Sekali lagi, tulisan ini hanyalah sebuah coretan dari keluhan belaka. Saya tidak punya ide cemerlang untuk turut serta mensikapi atau memberikan usulan cara penyelesaian dari pertikaian KPK-Polri itu. Lagi pula, solusi apa yang mau diberikan, toh pertikaian di level elit hanyalah akal-akalan politik praksis belaka. Rakyat hanyalah tempat mengadu, rakyat adalah barisan orang kecil yang ingin digerakkan dan diorganisir semata. Tak lebih, hanya begitu saja kepentingannya. Sumpah, begitu saja!
Mengutip pernyataan Pramoedya Ananta Toer, bahwa tidak ada yang selalu benar, sekalipun kebenaran selalu diusahakan. Pernyataan ini relevan dengan kondisi kekinian, khususnya kisruh KPK-Polri yang belakangan sedang ramai. Semua orang terus mengatakan dirinya benar, tetapi sebenarnya tidak ada kebenaran sejati melainkan hanyalah sebuah permainan politik belaka.
Dari itu dapat disimpulkan, pertikaian serta berbagai dinamika lainnya di pusat pemerintahan sebuah negara semata hanyalah permainan politik yang terjadi oleh berbagai motif. Ujung-ujungnya, motif kepentingan untuk berkuasalah di sebalik semua pertikaian dan dinamika tersebut.
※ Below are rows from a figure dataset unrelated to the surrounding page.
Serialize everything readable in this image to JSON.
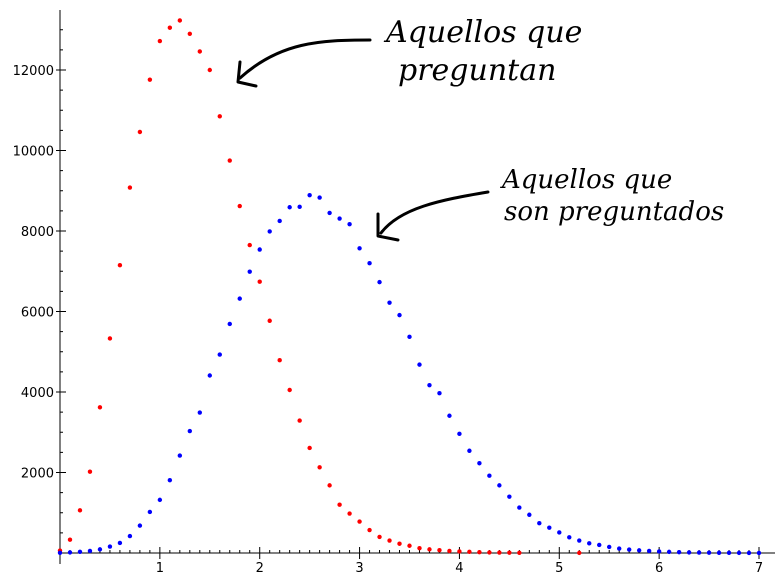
{
  "chart_data": {
    "type": "scatter",
    "title": "",
    "xlabel": "",
    "ylabel": "",
    "xlim": [
      -0.05,
      7.05
    ],
    "ylim": [
      0,
      13500
    ],
    "xticks": [
      "1",
      "2",
      "3",
      "4",
      "5",
      "6",
      "7"
    ],
    "yticks": [
      "2000",
      "4000",
      "6000",
      "8000",
      "10000",
      "12000"
    ],
    "grid": false,
    "series": [
      {
        "color": "#ff0000",
        "x": [
          0,
          0.1,
          0.2,
          0.3,
          0.4,
          0.5,
          0.6,
          0.7,
          0.8,
          0.9,
          1.0,
          1.1,
          1.2,
          1.3,
          1.4,
          1.5,
          1.6,
          1.7,
          1.8,
          1.9,
          2.0,
          2.1,
          2.2,
          2.3,
          2.4,
          2.5,
          2.6,
          2.7,
          2.8,
          2.9,
          3.0,
          3.1,
          3.2,
          3.3,
          3.4,
          3.5,
          3.6,
          3.7,
          3.8,
          3.9,
          4.0,
          4.1,
          4.2,
          4.3,
          4.4,
          4.5,
          4.6,
          5.2
        ],
        "y": [
          60,
          330,
          1060,
          2020,
          3620,
          5330,
          7150,
          9080,
          10460,
          11760,
          12720,
          13050,
          13230,
          12900,
          12460,
          12000,
          10850,
          9750,
          8620,
          7650,
          6740,
          5770,
          4790,
          4050,
          3290,
          2610,
          2130,
          1680,
          1200,
          980,
          780,
          570,
          400,
          310,
          230,
          180,
          120,
          90,
          70,
          50,
          40,
          30,
          20,
          15,
          10,
          8,
          5,
          3
        ]
      },
      {
        "color": "#0000ff",
        "x": [
          0,
          0.1,
          0.2,
          0.3,
          0.4,
          0.5,
          0.6,
          0.7,
          0.8,
          0.9,
          1.0,
          1.1,
          1.2,
          1.3,
          1.4,
          1.5,
          1.6,
          1.7,
          1.8,
          1.9,
          2.0,
          2.1,
          2.2,
          2.3,
          2.4,
          2.5,
          2.6,
          2.7,
          2.8,
          2.9,
          3.0,
          3.1,
          3.2,
          3.3,
          3.4,
          3.5,
          3.6,
          3.7,
          3.8,
          3.9,
          4.0,
          4.1,
          4.2,
          4.3,
          4.4,
          4.5,
          4.6,
          4.7,
          4.8,
          4.9,
          5.0,
          5.1,
          5.2,
          5.3,
          5.4,
          5.5,
          5.6,
          5.7,
          5.8,
          5.9,
          6.0,
          6.1,
          6.2,
          6.3,
          6.4,
          6.5,
          6.6,
          6.7,
          6.8,
          6.9,
          7.0
        ],
        "y": [
          5,
          15,
          30,
          50,
          90,
          160,
          250,
          420,
          680,
          1020,
          1320,
          1810,
          2420,
          3030,
          3490,
          4410,
          4930,
          5690,
          6320,
          6990,
          7540,
          7990,
          8250,
          8590,
          8600,
          8890,
          8830,
          8450,
          8310,
          8170,
          7570,
          7200,
          6730,
          6220,
          5910,
          5370,
          4680,
          4170,
          3970,
          3410,
          2960,
          2540,
          2230,
          1920,
          1680,
          1400,
          1130,
          950,
          740,
          630,
          510,
          390,
          310,
          240,
          200,
          150,
          110,
          85,
          65,
          50,
          38,
          28,
          20,
          15,
          11,
          8,
          6,
          4,
          3,
          2,
          1
        ]
      }
    ],
    "annotations": [
      {
        "text_line1": "Aquellos que",
        "text_line2": "preguntan"
      },
      {
        "text_line1": "Aquellos que",
        "text_line2": "son preguntados"
      }
    ]
  }
}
Lalu, rakyat kecil mau bilang apa? Mau berbuat apa?
Ya, kita rakyat kecil hanyalah barisan penonton dan suporter setia yang saban harinya disuguhi di depan pelupuk mata. Rakyat kecil hanya mampu menggunakan aspek keimanan paling kecilnya, yakni melawan, mengkritik dengan hati karena ketidakberdayaan.